Does anyone ran into a defect analysis inspection for a villa where the occupants complain from a bad sewage odor coming in and out every few days? It is not continuous but rather comes and go. Any thoughts on what could be the root cause and what and how to inspect this?
Thanks in advance
Do they have any fixtures that they only use every few days?
I had a house where one of the showers trap probably wasn’t installed correctly because if we were gone for a few days we would get a little sewer gas smell but it would go away once we ran the water. Never had an issue when we were home with daily use.
Thanks, Tony. Possibly but I’m going tomorrow and will ask these questions. But why would the water in the P trap disappear so quickly though?
How many/where are S-traps installed, (other than the WC), eg. Island Sink with DW?
Does it have a proper Standpipe installed correctly?
Like others noted, dried out traps on seldom used drains, poor plumbing venting, i.e. sink or tub gurgling when toilet is flushed, sewer vent terminates in the attic and S-Traps siphoned dry. Definitely a plumbing issue.
Will check tomorrow. Thanks Jeffrey
Thanks Randy. All possible !
Seeing it is not a daily thing, I would look at the building pressure, referenced to the outdoors.
Dry Traps are easy to check, but when that doesn’t work, you need to find the source. An open trap facilitates sewer (or other smelly gas) to enter the building envelope, but it takes a negative differential pressure to allow it to enter the building. HVAC duct leaks are a primary. Wind direction and intensity is secondary, as well as Building Stack Effect.
You can have an open window in your house, but no air will come or go through it without a differential pressure. Focus on what causes the differential.
I went today and here are some facts that might give more insight:
- The smell always appearing in the Master bedroom/bathroom and it usually starts when they turn the AC on. Stays for 10 minutes then disappear.

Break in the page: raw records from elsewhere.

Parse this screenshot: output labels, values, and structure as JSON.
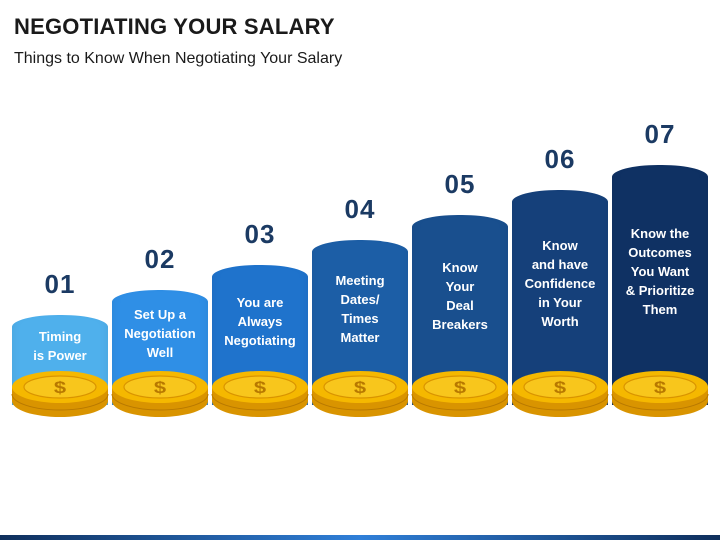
{
  "header": {
    "title": "NEGOTIATING YOUR SALARY",
    "subtitle": "Things to Know When Negotiating Your Salary"
  },
  "coin_symbol": "$",
  "colors": {
    "coin_gold": "#f5b800",
    "coin_shadow": "#d99400",
    "number_text": "#1b3a63"
  },
  "steps": [
    {
      "number": "01",
      "lines": [
        "Timing",
        "is Power"
      ],
      "color": "#4fb0ec",
      "level": 1
    },
    {
      "number": "02",
      "lines": [
        "Set Up a",
        "Negotiation",
        "Well"
      ],
      "color": "#2f8fe6",
      "level": 2
    },
    {
      "number": "03",
      "lines": [
        "You are",
        "Always",
        "Negotiating"
      ],
      "color": "#1f73cc",
      "level": 3
    },
    {
      "number": "04",
      "lines": [
        "Meeting",
        "Dates/",
        "Times",
        "Matter"
      ],
      "color": "#1c5ea6",
      "level": 4
    },
    {
      "number": "05",
      "lines": [
        "Know",
        "Your",
        "Deal",
        "Breakers"
      ],
      "color": "#194f8e",
      "level": 5
    },
    {
      "number": "06",
      "lines": [
        "Know",
        "and have",
        "Confidence",
        "in Your",
        "Worth"
      ],
      "color": "#15407a",
      "level": 6
    },
    {
      "number": "07",
      "lines": [
        "Know the",
        "Outcomes",
        "You Want",
        "& Prioritize",
        "Them"
      ],
      "color": "#0f3163",
      "level": 7
    }
  ]
}
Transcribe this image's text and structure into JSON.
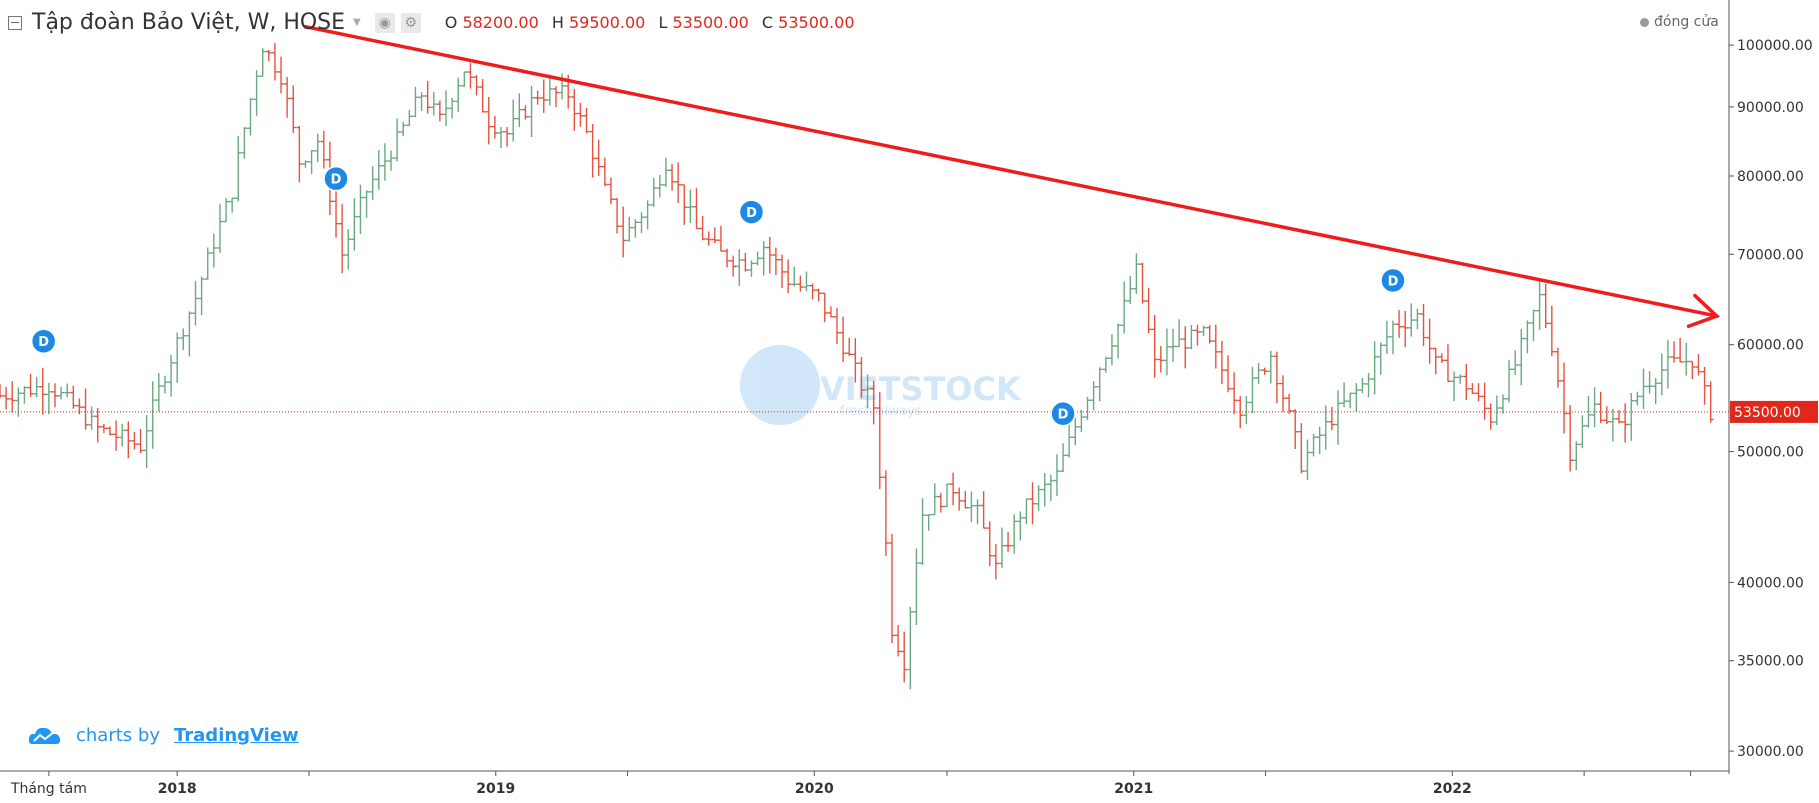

- All water closets/fixtures are regularly used, so no dry traps
- The two sinks in the master bathroom doesn’t have P-Trap installed. It is a “Cup” style and the plumber that did the installation is arguing that they do not need a P-Trap as the floor drain has one?
- The vents pipes are extending well above roof surface and is way far from the exhaust fan pipe
Does this gives any new insight o what can this be? Could the vent pipes be leaking somewhere into the walls? Will a smoke test help confirm that?
Any help is appreciated.
I’ll also post the same in the “general inspection” section to expand the ideas.
Got a pic of this???
Also… did you observe any AAV’s, as they typically only last a few years and nobody ever replaces them because they don’t realize they go bad so quick.
A smoke test or the preferred peppermint oil test will confirm the proper installation of plumbing vents and trap seals.
Where is the pic of the “Cup style”? I’ve never heard of that before.
Looks more like a hair trap typically installed in a beauticians sink. Not exact, but close.
Yeap. And I’d be willing to bet that is the problem.
As I said, HVAC duct leaks pressure/depressurize the building if the leaks are outside of the conditioned space. A Micro-manometer will show you change when the HVAC is turned on. Smoke can also detect this if you know how…
Looks a bit like a drum trap. Do they also have clogging problems. I also like @dandersen approach because the issue starts when the AC fires up.
“The main problem with drum traps is that they’re not self-scouring. A drum trap holds so much water that the water and solids coming in to the trap will not be pulled directly through, which can allow for the accumulation of solids in the bottom of the trap. This makes drum traps more prone to getting clogged.”